1940 – Winston Churchill makes a famous speech containing the following quote: Never was so much owed by so many to so few.

1944 – World War II: The Battle of Romania begins with a Soviet offensive.

1950 – Korean War: The United Nations repel an offensive by North Korean divisions attempting to cross the Naktong River and assault the city of Taegu.

1955 – In Morocco, a force of Berbers from the Atlas Mountains region of Algeria, raid two rural settlements and kill 77 French nationals.

1960 – Senegal breaks from the Mali federation, declaring independence.

1962 – The NS Savannah, the world's first nuclear-powered civilian ship, starts her first voyage.

1968 – 200,000 Warsaw Pact troops and 5,000 tanks invade Czechoslovakia to end the "Prague Spring" of political liberalization.

1975 – Viking program: NASA launches the Viking 1 planetary probe toward Mars.

1977 – Voyager program: The United States launches the Voyager 2 spacecraft.

1980 – Reinhold Messner reaches the top of Mount Everest, both without oxygen, and on his own.

1982 – Lebanese Civil War: A multinational force lands in Beirut to oversee the PLO withdrawal from Lebanon.

1986 – In Edmond, Oklahoma, US Postal employee Patrick Henry Sherrill guns down 14 of his co-workers and then commits suicide.

1988 – Peru becomes a member of the Berne Convention copyright treaty.

1988 – An earthquake in India and Nepal kills 1,450 people.

1988 – Iran-Iraq War: A ceasefire is agreed to end eight years of war.

1989 – The O-Bahn busway opens in Adelaide, South Australia, as the world's longest guided busway.

1989 – The pleasure boat Marchioness sinks on the Thames in London, killing 51 people.

1989 – In Beverly Hills, California, Lyle and Erik Menendez shoot and kill their wealthy parents.

1991 – Collapse of the Soviet Union: More than 100,000 people rally outside the Soviet Union's parliament building protesting the coup that deposed President Mikhail Gorbachev.

1991 – Estonia separates from the Soviet Union.

1993 – After rounds of secret negotiations in Norway, the Oslo Peace Accords were signed, followed by a public ceremony in Washington D.C. the next month.

1995 – The Hindu temple in Neasden, London, UK, is opened.
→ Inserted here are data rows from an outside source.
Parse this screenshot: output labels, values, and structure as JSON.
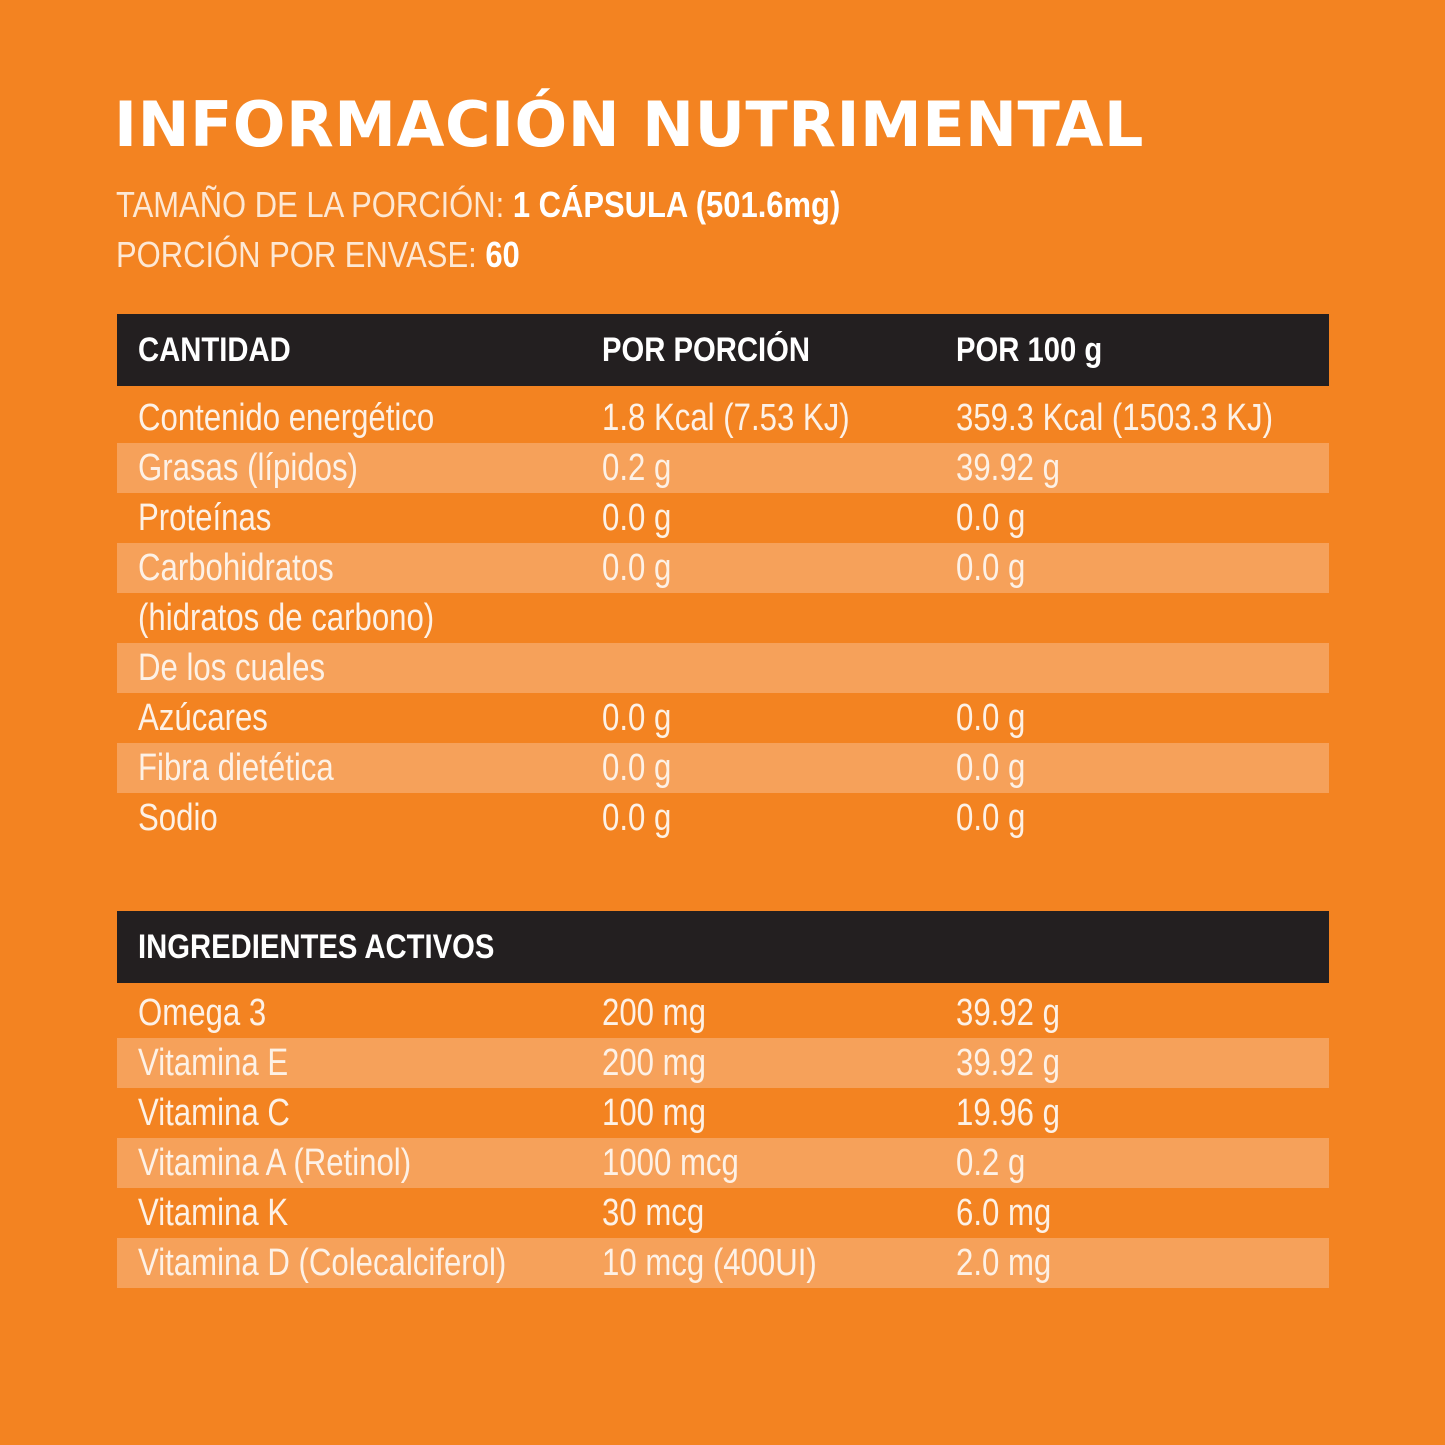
{
  "title": "INFORMACIÓN NUTRIMENTAL",
  "serving": {
    "size_label": "TAMAÑO DE LA PORCIÓN:",
    "size_value": "1 CÁPSULA (501.6mg)",
    "per_container_label": "PORCIÓN POR ENVASE:",
    "per_container_value": "60"
  },
  "nutrition": {
    "headers": [
      "CANTIDAD",
      "POR PORCIÓN",
      "POR 100 g"
    ],
    "rows": [
      [
        "Contenido energético",
        "1.8 Kcal (7.53 KJ)",
        "359.3 Kcal (1503.3 KJ)"
      ],
      [
        "Grasas (lípidos)",
        "0.2 g",
        "39.92 g"
      ],
      [
        "Proteínas",
        "0.0 g",
        "0.0 g"
      ],
      [
        "Carbohidratos",
        "0.0 g",
        "0.0 g"
      ],
      [
        "(hidratos de carbono)",
        "",
        ""
      ],
      [
        "De los cuales",
        "",
        ""
      ],
      [
        "Azúcares",
        "0.0 g",
        "0.0 g"
      ],
      [
        "Fibra dietética",
        "0.0 g",
        "0.0 g"
      ],
      [
        "Sodio",
        "0.0 g",
        "0.0 g"
      ]
    ]
  },
  "active": {
    "header": "INGREDIENTES ACTIVOS",
    "rows": [
      [
        "Omega 3",
        "200 mg",
        "39.92 g"
      ],
      [
        "Vitamina E",
        "200 mg",
        "39.92 g"
      ],
      [
        "Vitamina C",
        "100 mg",
        "19.96 g"
      ],
      [
        "Vitamina A (Retinol)",
        "1000 mcg",
        "0.2 g"
      ],
      [
        "Vitamina K",
        "30 mcg",
        "6.0 mg"
      ],
      [
        "Vitamina D (Colecalciferol)",
        "10 mcg (400UI)",
        "2.0 mg"
      ]
    ]
  },
  "colors": {
    "background": "#f38321",
    "row_stripe": "#f6a15a",
    "header_bar": "#231f20",
    "text": "#ffffff"
  }
}
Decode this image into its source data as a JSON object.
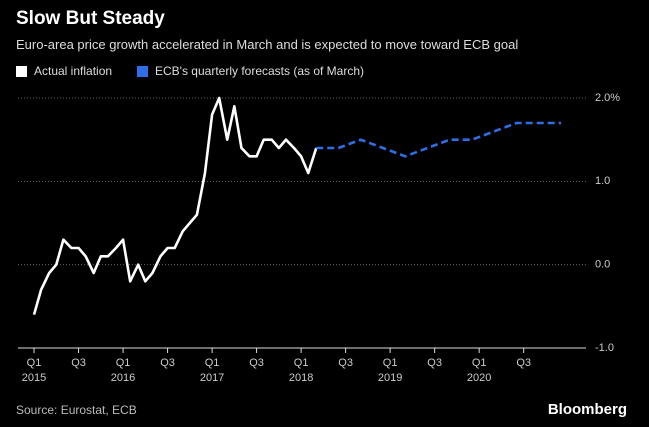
{
  "chart_data": {
    "type": "line",
    "title": "Slow But Steady",
    "subtitle": "Euro-area price growth accelerated in March and is expected to move toward ECB goal",
    "source": "Source: Eurostat, ECB",
    "brand": "Bloomberg",
    "xlim": [
      2014.82,
      2021.2
    ],
    "xticks": [
      {
        "value": 2015,
        "label": "Q1\n2015"
      },
      {
        "value": 2015.5,
        "label": "Q3"
      },
      {
        "value": 2016,
        "label": "Q1\n2016"
      },
      {
        "value": 2016.5,
        "label": "Q3"
      },
      {
        "value": 2017,
        "label": "Q1\n2017"
      },
      {
        "value": 2017.5,
        "label": "Q3"
      },
      {
        "value": 2018,
        "label": "Q1\n2018"
      },
      {
        "value": 2018.5,
        "label": "Q3"
      },
      {
        "value": 2019,
        "label": "Q1\n2019"
      },
      {
        "value": 2019.5,
        "label": "Q3"
      },
      {
        "value": 2020,
        "label": "Q1\n2020"
      },
      {
        "value": 2020.5,
        "label": "Q3"
      }
    ],
    "ylim": [
      -1,
      2
    ],
    "yticks": [
      {
        "value": 2,
        "label": "2.0%"
      },
      {
        "value": 1,
        "label": "1.0"
      },
      {
        "value": 0,
        "label": "0.0"
      },
      {
        "value": -1,
        "label": "-1.0"
      }
    ],
    "grid": true,
    "series": [
      {
        "name": "Actual inflation",
        "color": "#ffffff",
        "dash": false,
        "x": [
          2015,
          2015.08,
          2015.17,
          2015.25,
          2015.33,
          2015.42,
          2015.5,
          2015.58,
          2015.67,
          2015.75,
          2015.83,
          2015.92,
          2016,
          2016.08,
          2016.17,
          2016.25,
          2016.33,
          2016.42,
          2016.5,
          2016.58,
          2016.67,
          2016.75,
          2016.83,
          2016.92,
          2017,
          2017.08,
          2017.17,
          2017.25,
          2017.33,
          2017.42,
          2017.5,
          2017.58,
          2017.67,
          2017.75,
          2017.83,
          2017.92,
          2018,
          2018.08,
          2018.17
        ],
        "values": [
          -0.6,
          -0.3,
          -0.1,
          0.0,
          0.3,
          0.2,
          0.2,
          0.1,
          -0.1,
          0.1,
          0.1,
          0.2,
          0.3,
          -0.2,
          0.0,
          -0.2,
          -0.1,
          0.1,
          0.2,
          0.2,
          0.4,
          0.5,
          0.6,
          1.1,
          1.8,
          2.0,
          1.5,
          1.9,
          1.4,
          1.3,
          1.3,
          1.5,
          1.5,
          1.4,
          1.5,
          1.4,
          1.3,
          1.1,
          1.4
        ]
      },
      {
        "name": "ECB's quarterly forecasts (as of March)",
        "color": "#2e6ee6",
        "dash": true,
        "x": [
          2018.17,
          2018.42,
          2018.67,
          2018.92,
          2019.17,
          2019.42,
          2019.67,
          2019.92,
          2020.17,
          2020.42,
          2020.67,
          2020.92
        ],
        "values": [
          1.4,
          1.4,
          1.5,
          1.4,
          1.3,
          1.4,
          1.5,
          1.5,
          1.6,
          1.7,
          1.7,
          1.7
        ]
      }
    ]
  }
}
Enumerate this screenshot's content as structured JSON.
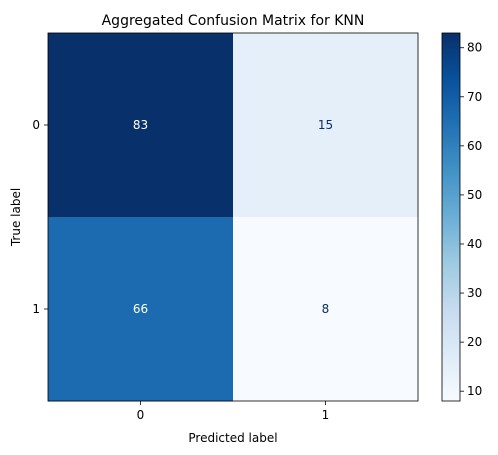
{
  "chart_data": {
    "type": "heatmap",
    "title": "Aggregated Confusion Matrix for KNN",
    "xlabel": "Predicted label",
    "ylabel": "True label",
    "x_categories": [
      "0",
      "1"
    ],
    "y_categories": [
      "0",
      "1"
    ],
    "values": [
      [
        83,
        15
      ],
      [
        66,
        8
      ]
    ],
    "colormap": "Blues",
    "colorbar": {
      "min": 8,
      "max": 83,
      "ticks": [
        10,
        20,
        30,
        40,
        50,
        60,
        70,
        80
      ]
    },
    "grid": false,
    "colors": {
      "low": "#f7fbff",
      "high": "#08306b",
      "text_on_dark": "#ffffff",
      "text_on_light": "#08306b"
    }
  }
}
At the time of its opening, it is the largest Hindu temple outside India.

1996 – Russian soldiers surround Grozny, Chechnya.

1997 – Souhane massacre in Algeria; over 60 people killed, 15 kidnapped.

1998 – The Supreme Court of Canada states Quebec cannot legally secede from Canada without the federal government's approval.

1998 – 1998 U.S. embassy bombings: The United States military launches cruise missile attacks against alleged al-Qaida camps in Afghanistan and a suspected chemical plant in Sudan in retaliation for the August 7 bombings of American embassies in Kenya and Tanzania. The al-Shifa pharmaceutical factory in Khartoum is destroyed in the attack.

From 2001

2002 – A group of Iraqis opposed to the regime of Saddam Hussein take over the Iraqi Embassy in Berlin for five hours before releasing their hostages and surrendering.

2004 – Talk show host Regis Philbin breaks the record for Most Hours on Camera, with 15,188.

2008 – A Spanair plane, due to travel from Madrid to Gran Canaria, skids off the runway and crashes at Madrid Barajas Airport, killing 146 people, with 8 dying later. 18 survive.

2009 – Abdelbaset al-Megrahi, the only person to have been convicted of the Lockerbie bombing, who is suffering from prostate cancer, is released from a Scottish prison on compassionate grounds, returning to his native Libya. He dies on May 20, 2012.

2014 – A series of landslides in Hiroshima Prefecture kills 72 people, after a month's worth of rain fell in one day.

2018 – Then-15-year-old Greta Thunberg protests outside the Swedish parliament over politicians' lack of action on climate change, starting what would become a worldwide movement of school strikes.

2019 – Giuseppe Conte announces his resignation as Prime Minister of Italy over his coalition partner and League party leader Matteo Salvini's calls for an early election.